Tolerability of Mefloquine Intermittent Preventive Treatment for Malaria in HIV-Infected Pregnant Women in Benin

Abstract

To investigate the tolerability of mefloquine intermittent preventive treatment (MQ IPTp) for malaria in HIV-infected pregnant women compared with HIV-negative women. Prospective cohort study comparing samples of HIV-negative and HIV-infected pregnant women from 2 clinical trials conducted in Benin. One hundred and three HIV-infected women from the ongoing PACOME trial were compared with 421 HIV-negative women from a former trial, both trials aiming to evaluate the efficacy and tolerability of MQ IPTp, administered at the dose of 15 mg/kg.

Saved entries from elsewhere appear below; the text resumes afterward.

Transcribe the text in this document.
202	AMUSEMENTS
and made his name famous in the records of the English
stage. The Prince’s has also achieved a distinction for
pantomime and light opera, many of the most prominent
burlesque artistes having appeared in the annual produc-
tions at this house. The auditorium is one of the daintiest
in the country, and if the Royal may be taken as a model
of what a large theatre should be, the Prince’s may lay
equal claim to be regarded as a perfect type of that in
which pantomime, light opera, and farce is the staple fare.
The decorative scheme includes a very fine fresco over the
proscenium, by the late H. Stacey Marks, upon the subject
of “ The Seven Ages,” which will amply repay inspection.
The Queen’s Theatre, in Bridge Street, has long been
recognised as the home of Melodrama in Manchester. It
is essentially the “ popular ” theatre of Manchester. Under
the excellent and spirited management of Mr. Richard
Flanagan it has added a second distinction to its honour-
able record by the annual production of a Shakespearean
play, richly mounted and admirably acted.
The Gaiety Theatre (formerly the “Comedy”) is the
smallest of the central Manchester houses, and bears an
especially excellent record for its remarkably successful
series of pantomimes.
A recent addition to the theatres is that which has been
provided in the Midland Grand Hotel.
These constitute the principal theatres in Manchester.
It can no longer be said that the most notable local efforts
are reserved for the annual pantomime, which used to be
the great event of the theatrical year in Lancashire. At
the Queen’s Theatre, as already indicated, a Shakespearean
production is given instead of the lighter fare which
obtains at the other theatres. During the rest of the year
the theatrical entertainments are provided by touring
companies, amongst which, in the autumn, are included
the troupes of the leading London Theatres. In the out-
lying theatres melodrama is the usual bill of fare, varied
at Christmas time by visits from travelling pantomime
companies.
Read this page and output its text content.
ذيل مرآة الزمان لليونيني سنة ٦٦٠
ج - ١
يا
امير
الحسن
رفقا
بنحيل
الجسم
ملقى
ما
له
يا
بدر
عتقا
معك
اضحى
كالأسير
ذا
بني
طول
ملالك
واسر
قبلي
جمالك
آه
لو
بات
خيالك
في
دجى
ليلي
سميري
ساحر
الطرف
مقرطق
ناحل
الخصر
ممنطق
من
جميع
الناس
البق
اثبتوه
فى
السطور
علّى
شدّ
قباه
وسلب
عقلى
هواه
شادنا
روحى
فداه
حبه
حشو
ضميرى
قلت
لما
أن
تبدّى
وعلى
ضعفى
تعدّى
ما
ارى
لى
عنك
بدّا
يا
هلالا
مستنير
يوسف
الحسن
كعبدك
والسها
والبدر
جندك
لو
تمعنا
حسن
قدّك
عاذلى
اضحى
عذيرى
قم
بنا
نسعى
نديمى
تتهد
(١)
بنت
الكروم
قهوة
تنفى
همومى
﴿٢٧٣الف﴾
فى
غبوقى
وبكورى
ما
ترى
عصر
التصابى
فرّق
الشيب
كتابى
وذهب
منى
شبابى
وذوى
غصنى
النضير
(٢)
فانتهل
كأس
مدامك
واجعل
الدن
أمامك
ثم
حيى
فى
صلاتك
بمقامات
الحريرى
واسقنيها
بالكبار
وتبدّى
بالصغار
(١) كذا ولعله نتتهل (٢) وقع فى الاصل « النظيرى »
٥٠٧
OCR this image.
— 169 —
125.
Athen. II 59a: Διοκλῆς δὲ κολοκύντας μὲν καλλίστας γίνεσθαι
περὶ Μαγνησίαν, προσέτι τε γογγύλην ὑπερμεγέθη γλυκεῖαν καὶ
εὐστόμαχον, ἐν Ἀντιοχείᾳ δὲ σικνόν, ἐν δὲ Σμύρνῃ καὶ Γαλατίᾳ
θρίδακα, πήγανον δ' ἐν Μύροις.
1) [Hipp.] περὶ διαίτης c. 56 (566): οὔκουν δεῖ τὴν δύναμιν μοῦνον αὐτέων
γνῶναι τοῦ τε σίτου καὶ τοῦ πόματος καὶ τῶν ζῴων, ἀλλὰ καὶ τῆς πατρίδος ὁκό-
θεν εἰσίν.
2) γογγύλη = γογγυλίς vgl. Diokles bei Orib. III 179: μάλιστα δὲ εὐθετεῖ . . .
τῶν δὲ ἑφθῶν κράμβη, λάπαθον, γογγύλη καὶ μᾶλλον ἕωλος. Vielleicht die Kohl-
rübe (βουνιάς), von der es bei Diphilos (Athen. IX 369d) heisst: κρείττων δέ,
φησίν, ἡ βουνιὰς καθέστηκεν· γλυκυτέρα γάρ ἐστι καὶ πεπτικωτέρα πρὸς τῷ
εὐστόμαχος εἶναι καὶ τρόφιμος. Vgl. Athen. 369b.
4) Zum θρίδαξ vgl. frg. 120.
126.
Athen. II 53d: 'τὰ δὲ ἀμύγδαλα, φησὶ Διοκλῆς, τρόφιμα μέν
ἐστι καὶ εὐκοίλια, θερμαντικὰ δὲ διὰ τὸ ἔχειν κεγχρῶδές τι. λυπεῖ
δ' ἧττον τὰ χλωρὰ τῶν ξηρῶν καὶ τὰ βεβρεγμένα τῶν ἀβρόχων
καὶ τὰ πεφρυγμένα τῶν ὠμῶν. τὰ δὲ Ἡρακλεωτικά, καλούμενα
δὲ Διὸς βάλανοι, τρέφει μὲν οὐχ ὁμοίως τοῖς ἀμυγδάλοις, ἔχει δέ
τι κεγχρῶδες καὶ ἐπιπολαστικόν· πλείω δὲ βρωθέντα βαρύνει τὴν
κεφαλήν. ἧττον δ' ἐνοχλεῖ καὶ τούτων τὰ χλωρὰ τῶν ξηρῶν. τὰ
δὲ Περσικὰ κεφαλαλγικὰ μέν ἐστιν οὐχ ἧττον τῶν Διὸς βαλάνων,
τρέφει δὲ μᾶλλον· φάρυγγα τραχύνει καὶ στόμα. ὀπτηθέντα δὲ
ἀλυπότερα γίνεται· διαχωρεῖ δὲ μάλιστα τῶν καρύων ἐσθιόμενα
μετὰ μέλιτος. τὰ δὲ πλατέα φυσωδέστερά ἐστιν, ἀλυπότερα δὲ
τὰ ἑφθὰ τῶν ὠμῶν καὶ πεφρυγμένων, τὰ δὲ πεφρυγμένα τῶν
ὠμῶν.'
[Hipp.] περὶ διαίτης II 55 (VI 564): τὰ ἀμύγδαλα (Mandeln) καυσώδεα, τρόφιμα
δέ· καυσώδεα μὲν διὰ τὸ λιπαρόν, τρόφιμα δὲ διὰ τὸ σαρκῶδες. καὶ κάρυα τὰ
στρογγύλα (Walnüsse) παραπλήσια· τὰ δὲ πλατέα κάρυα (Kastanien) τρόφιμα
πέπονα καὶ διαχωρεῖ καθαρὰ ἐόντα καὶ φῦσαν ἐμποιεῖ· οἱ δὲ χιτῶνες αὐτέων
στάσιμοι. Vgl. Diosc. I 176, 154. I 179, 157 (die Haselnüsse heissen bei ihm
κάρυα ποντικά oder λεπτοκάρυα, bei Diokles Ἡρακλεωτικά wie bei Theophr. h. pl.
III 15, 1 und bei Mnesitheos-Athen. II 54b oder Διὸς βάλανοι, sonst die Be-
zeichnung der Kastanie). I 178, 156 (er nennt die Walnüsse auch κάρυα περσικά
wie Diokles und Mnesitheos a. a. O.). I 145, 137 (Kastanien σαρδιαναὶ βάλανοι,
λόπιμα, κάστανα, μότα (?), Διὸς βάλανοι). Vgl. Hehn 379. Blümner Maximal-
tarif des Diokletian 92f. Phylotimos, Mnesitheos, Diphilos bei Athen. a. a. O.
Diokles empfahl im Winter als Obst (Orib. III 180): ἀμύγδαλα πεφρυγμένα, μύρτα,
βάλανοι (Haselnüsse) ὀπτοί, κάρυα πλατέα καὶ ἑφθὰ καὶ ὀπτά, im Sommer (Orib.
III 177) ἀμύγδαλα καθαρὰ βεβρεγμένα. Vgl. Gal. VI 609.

Descriptive analysis compared the proportion of women reporting at least 1 adverse reaction, according to HIV status. Multilevel logistic regression identified factors associated with the probability of reporting an adverse reaction for each MQ intake. Dizziness and vomiting were the most frequent adverse reactions. Adverse reactions were less frequent in HIV-infected women (65% versus 78%, P = 0.009). In multilevel analysis, HIV infection [odds ratio (OR) = 0.23, 95% confidence interval (CI) = 0.08 to 0.61] decreased the risk for adverse reactions, whereas detectable viral load (OR = 2.46, 95% CI = 1.07 to 5.66), first intake (versus further intakes, OR = 5.26, 95% CI = 3.70 to 7.14), older age (OR = 1.62, 95% CI = 1.13 to 2.32), and higher education level (OR = 1.71, 95% CI = 1.12 to 2.61) increased the risk. Moderate and severe adverse reactions were more frequent when antiretrovirals were started concomitantly with a MQ intake. This study provides reassuring data on the use of MQ IPTp in HIV-infected pregnant women. However frequent, adverse reactions remained moderate and did not impair adherence to MQ IPTp. In this high-risk group, MQ might be an acceptable alternative in case sulfadoxine-pyrimethamine loses its efficacy for intermittent preventive treatment.